Entrar no mercado de marketplaces já não é mais privilégio de quem dispõe de alto capital inicial. Dados da Associação Brasileira de Comércio eletrônico (ABComm) mostram que a maioria dos novos vendedores digitais inicia com operações enxutas, validando produtos e processos antes de ampliar os investimentos.
Para o especialista em vendas de produtos físicos por marketplaces Hugo Vasconcelos, o erro mais comum é superestimar o valor necessário para começar. “O marketplace já entrega tráfego, pagamento e logística. O investimento inicial precisa ser compatível com a fase do negócio, não com o sonho de escala”, afirma.
Confira oito passos essenciais para iniciar vendas online sem grandes aportes financeiros:
- Escolher uma categoria com demanda recorrente
O primeiro passo é analisar categorias com giro constante e menor risco de encalhe. Segundo a ABComm, itens de consumo recorrente lideram o volume de pedidos no e-commerce brasileiro. “Produto bom não é o mais barato, é o que gira”, diz Vasconcelos.
- Começar com poucos produtos
Entrar com um portfólio reduzido diminui o capital imobilizado em estoque. “Não faz sentido começar com dezenas de SKUs.
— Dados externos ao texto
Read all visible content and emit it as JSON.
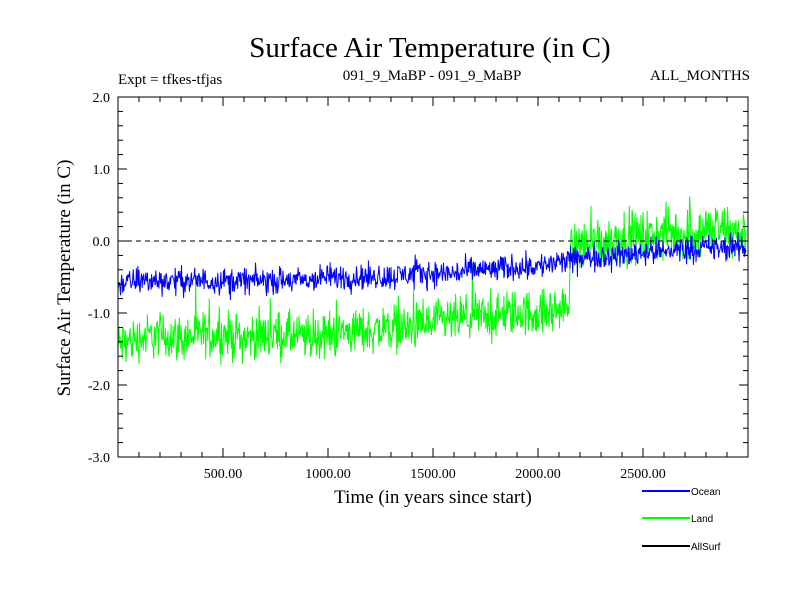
{
  "chart_data": {
    "type": "line",
    "title": "Surface Air Temperature (in C)",
    "subtitle_left": "Expt = tfkes-tfjas",
    "subtitle_center": "091_9_MaBP - 091_9_MaBP",
    "subtitle_right": "ALL_MONTHS",
    "xlabel": "Time (in years since start)",
    "ylabel": "Surface Air Temperature (in C)",
    "xlim": [
      0,
      3000
    ],
    "ylim": [
      -3.0,
      2.0
    ],
    "xticks": [
      500,
      1000,
      1500,
      2000,
      2500
    ],
    "xtick_labels": [
      "500.00",
      "1000.00",
      "1500.00",
      "2000.00",
      "2500.00"
    ],
    "yticks": [
      2.0,
      1.0,
      0.0,
      -1.0,
      -2.0,
      -3.0
    ],
    "ytick_labels": [
      "2.0",
      "1.0",
      "0.0",
      "-1.0",
      "-2.0",
      "-3.0"
    ],
    "reference_line_y": 0.0,
    "grid": false,
    "legend_position": "bottom-right",
    "series": [
      {
        "name": "Land",
        "color": "#00ff00",
        "x": [
          0,
          100,
          200,
          300,
          400,
          500,
          600,
          700,
          800,
          900,
          1000,
          1100,
          1200,
          1300,
          1400,
          1500,
          1600,
          1700,
          1800,
          1900,
          2000,
          2100,
          2140,
          2160,
          2200,
          2300,
          2400,
          2500,
          2600,
          2700,
          2800,
          2900,
          2990
        ],
        "values": [
          -1.45,
          -1.35,
          -1.3,
          -1.35,
          -1.3,
          -1.3,
          -1.35,
          -1.3,
          -1.3,
          -1.35,
          -1.3,
          -1.25,
          -1.25,
          -1.2,
          -1.2,
          -1.15,
          -1.1,
          -1.05,
          -1.05,
          -1.0,
          -1.0,
          -0.95,
          -0.95,
          -0.1,
          -0.05,
          0.0,
          0.05,
          0.05,
          0.1,
          0.1,
          0.15,
          0.15,
          0.1
        ],
        "spread": [
          0.35,
          0.35,
          0.35,
          0.35,
          0.35,
          0.35,
          0.35,
          0.35,
          0.35,
          0.35,
          0.35,
          0.35,
          0.35,
          0.35,
          0.35,
          0.35,
          0.35,
          0.35,
          0.35,
          0.35,
          0.35,
          0.35,
          0.35,
          0.4,
          0.4,
          0.4,
          0.4,
          0.4,
          0.4,
          0.4,
          0.4,
          0.4,
          0.4
        ]
      },
      {
        "name": "Ocean",
        "color": "#0000ff",
        "x": [
          0,
          100,
          200,
          300,
          400,
          500,
          600,
          700,
          800,
          900,
          1000,
          1100,
          1200,
          1300,
          1400,
          1500,
          1600,
          1700,
          1800,
          1900,
          2000,
          2100,
          2200,
          2300,
          2400,
          2500,
          2600,
          2700,
          2800,
          2900,
          2990
        ],
        "values": [
          -0.6,
          -0.55,
          -0.55,
          -0.55,
          -0.55,
          -0.55,
          -0.55,
          -0.55,
          -0.55,
          -0.55,
          -0.5,
          -0.5,
          -0.5,
          -0.5,
          -0.45,
          -0.45,
          -0.45,
          -0.4,
          -0.4,
          -0.35,
          -0.35,
          -0.3,
          -0.25,
          -0.2,
          -0.2,
          -0.15,
          -0.15,
          -0.1,
          -0.1,
          -0.1,
          -0.1
        ],
        "spread": [
          0.2,
          0.2,
          0.2,
          0.2,
          0.2,
          0.2,
          0.2,
          0.2,
          0.2,
          0.2,
          0.2,
          0.2,
          0.2,
          0.2,
          0.2,
          0.2,
          0.2,
          0.2,
          0.2,
          0.2,
          0.2,
          0.2,
          0.2,
          0.2,
          0.2,
          0.2,
          0.2,
          0.2,
          0.2,
          0.2,
          0.2
        ]
      },
      {
        "name": "AllSurf",
        "color": "#000000",
        "x": [],
        "values": [],
        "spread": []
      }
    ],
    "legend": [
      {
        "name": "Ocean",
        "color": "#0000ff"
      },
      {
        "name": "Land",
        "color": "#00ff00"
      },
      {
        "name": "AllSurf",
        "color": "#000000"
      }
    ]
  }
}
Dois ou três produtos bem escolhidos são suficientes para validar a operação”, explica.
- Usar a infraestrutura do marketplace
Plataformas como Mercado Livre e Shopee oferecem meios de pagamento, sistemas antifraude e soluções logísticas integradas. Isso elimina custos iniciais com site próprio, gateway de pagamento e contratos de frete.
- Priorizar logística simples e escalável
Modelos como envio facilitado e fulfillment reduzem a necessidade de estrutura física. Vendedores que terceirizam parte da logística conseguem escalar sem ampliar custos fixos. “Você paga por pedido, não por estrutura ociosa”, pontua.
- Investir mais em precificação do que em volume
Definir o preço correto desde o início é mais importante do que comprar grande quantidade. Pesquisa do Serviço Brasileiro de Apoio às Micro e Pequenas Empresas (Sebrae) aponta que erros de precificação estão entre as principais causas de desistência de pequenos negócios digitais. “Margem errada quebra mais negócio do que falta de venda”, diz.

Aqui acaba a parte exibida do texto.